Marketing and PR can provide SMMEs with tools that allow them to differentiate their business in a busy market. Statistics aside, a well-designed strategy can do far more for a business than none at all. 

“A marketing strategy should be included as part of the business plan, regardless of the size of the SMME,” says Tashline Jooste, chief executive of ICT enterprise development initiative, the Innovator Trust. “It should, at the very least, have an idea of who the company’s target audience is, how they can be communicated with, and which tools or channels should be used to communicate with them.”

The latter is a very important point. What channels should be used to communicate? According to research by NewsCred, 91% of people unsubscribe from company emails, 86% skip TV commercials and 44% never open their direct mail. Yet digital marketing spend has risen; 71% of companies plan to increase their 2016 budgets, and 70% of consumers say that they prefer to build a relationship with a company through articles rather than advertisements. 

“SMME owners need to spend time understanding their customers and potential customers, analysing how they consume media and what methods of communication work best for them,” says Khuthalani Khumalo, managing director, Khaliphani Communications. 

“This process of analysis may reveal that face-to-face engagement is far more effective than placing an advert in a magazine, or writing an article for editorial consideration in a newspaper.  This analysis process can be done with the assistance of a communications professional, who can guide your thinking.
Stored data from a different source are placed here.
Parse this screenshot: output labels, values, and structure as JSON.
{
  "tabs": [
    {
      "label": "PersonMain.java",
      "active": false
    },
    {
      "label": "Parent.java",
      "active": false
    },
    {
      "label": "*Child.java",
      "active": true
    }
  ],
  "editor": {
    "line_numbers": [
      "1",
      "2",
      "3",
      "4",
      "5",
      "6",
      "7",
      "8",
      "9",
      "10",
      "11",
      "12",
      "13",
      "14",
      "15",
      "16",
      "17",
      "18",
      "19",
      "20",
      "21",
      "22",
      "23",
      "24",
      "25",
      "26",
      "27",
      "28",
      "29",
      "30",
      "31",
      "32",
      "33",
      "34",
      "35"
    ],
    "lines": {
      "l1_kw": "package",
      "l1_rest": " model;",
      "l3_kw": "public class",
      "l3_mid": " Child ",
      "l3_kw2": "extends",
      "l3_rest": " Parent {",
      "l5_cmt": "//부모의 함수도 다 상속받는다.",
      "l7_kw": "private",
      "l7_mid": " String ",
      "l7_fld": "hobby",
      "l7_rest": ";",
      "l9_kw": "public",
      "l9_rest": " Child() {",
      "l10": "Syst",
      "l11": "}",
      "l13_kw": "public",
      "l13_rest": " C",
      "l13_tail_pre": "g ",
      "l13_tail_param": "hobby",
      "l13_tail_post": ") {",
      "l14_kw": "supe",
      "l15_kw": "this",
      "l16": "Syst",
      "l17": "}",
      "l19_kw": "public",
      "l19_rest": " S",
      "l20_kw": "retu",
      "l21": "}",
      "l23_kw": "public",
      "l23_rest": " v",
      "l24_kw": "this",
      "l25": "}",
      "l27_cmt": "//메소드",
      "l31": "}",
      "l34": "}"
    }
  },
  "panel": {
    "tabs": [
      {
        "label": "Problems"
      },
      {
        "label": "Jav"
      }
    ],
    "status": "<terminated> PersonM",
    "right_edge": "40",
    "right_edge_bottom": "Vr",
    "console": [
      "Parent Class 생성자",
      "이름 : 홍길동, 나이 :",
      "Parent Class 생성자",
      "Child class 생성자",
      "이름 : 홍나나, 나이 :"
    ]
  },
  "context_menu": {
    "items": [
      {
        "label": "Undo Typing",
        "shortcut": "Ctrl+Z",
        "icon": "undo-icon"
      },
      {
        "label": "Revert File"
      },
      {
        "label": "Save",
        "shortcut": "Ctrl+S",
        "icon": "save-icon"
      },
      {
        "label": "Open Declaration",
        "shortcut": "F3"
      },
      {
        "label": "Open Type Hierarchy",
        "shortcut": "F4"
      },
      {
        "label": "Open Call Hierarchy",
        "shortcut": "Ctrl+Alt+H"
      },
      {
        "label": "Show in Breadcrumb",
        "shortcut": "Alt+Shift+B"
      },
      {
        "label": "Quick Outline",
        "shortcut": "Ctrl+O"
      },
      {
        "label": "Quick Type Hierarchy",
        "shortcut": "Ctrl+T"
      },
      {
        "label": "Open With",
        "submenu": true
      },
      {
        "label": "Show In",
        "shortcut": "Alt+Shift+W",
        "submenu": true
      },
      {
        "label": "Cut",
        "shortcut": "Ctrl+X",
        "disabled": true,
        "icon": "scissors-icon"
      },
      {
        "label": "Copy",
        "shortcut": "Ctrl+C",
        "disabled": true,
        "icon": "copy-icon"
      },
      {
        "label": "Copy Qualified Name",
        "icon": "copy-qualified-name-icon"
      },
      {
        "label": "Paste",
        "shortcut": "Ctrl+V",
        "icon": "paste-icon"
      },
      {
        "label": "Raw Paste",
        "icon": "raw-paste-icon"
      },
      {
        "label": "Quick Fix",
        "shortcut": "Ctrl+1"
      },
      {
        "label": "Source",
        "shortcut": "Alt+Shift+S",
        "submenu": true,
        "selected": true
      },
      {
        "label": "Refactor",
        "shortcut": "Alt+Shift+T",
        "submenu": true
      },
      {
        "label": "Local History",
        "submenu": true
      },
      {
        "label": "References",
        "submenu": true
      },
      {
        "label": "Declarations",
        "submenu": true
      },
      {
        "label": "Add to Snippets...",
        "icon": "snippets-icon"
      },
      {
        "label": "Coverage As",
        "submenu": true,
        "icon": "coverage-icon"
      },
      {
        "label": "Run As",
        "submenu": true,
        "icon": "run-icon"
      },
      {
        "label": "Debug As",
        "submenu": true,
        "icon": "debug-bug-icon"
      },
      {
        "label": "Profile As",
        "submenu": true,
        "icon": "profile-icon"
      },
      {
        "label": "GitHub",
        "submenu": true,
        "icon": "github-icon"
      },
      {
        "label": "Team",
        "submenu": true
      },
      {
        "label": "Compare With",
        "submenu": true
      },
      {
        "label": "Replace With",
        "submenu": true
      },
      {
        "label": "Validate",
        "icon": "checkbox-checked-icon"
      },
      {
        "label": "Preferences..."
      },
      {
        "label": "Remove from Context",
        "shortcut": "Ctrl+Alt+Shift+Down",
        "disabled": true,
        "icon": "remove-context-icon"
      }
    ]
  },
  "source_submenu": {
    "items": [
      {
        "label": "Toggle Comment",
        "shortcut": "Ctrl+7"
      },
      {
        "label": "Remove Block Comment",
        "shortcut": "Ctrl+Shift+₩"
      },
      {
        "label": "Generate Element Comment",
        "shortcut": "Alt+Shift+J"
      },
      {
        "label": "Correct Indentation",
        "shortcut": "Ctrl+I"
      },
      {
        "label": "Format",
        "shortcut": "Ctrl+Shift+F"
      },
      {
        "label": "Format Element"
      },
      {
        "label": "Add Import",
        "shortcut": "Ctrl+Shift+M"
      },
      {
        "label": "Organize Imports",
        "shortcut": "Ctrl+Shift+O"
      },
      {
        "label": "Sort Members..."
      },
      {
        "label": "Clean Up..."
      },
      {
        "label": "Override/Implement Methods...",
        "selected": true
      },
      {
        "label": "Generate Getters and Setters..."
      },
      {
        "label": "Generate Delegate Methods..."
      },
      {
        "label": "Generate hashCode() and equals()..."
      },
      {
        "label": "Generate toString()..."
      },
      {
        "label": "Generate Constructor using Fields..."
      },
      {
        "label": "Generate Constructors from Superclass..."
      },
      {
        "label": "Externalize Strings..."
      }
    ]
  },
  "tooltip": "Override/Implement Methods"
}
It’s about positioning your company in the right place, through the right media, for the right audience, to attract customers.”

Of course the SMME manager is going to ask the all-important question — but, why? Why spend money on a dedicated agency or campaign when social media is only a click away? 

“The SMME needs to ask if there will be a sufficient return on investment and if there are guarantees,” says Jess Mouneimne, director of Jam Media. “Is the company or person doing the marketing sufficiently knowledgeable, not only of marketing and PR, but also the industry the business operates in? The advantages lie in the answers from a jacked agency and include a funnel effect of visibility, where enough is said about a brand and its unique selling points that the marketing funnel is filled up and trickles into sales. The SMME does need to remember that it takes seven to 13 touchpoints before a sale is made and marketing is only one part of this process.”

Bridget von Holdt, executive director at Glasshouse Communication Management, agrees: “PR is not just about publicity, it is about building a reputation and developing communication tactics that will reach your target audience. It can take seven or more opportunities before you convert a potential into a customer and there is no easy recipe or quick fix, but consulting with an expert is more likely to ensure the success of your spend.”

The SMME is often faced with the chicken-and-egg scenario — investment helps to grow the business, but the money is always needed elsewhere. Ultimately, there is inordinate value to be found in a well-designed and structured PR and marketing strategy.

“There are numerous advantages to having the right strategy in place … but it must be the right strategy,” says Lizelle McDermott, managing director of McD Squared.

“If you know your target audience and are putting the right content onto the right platforms, you will see results.”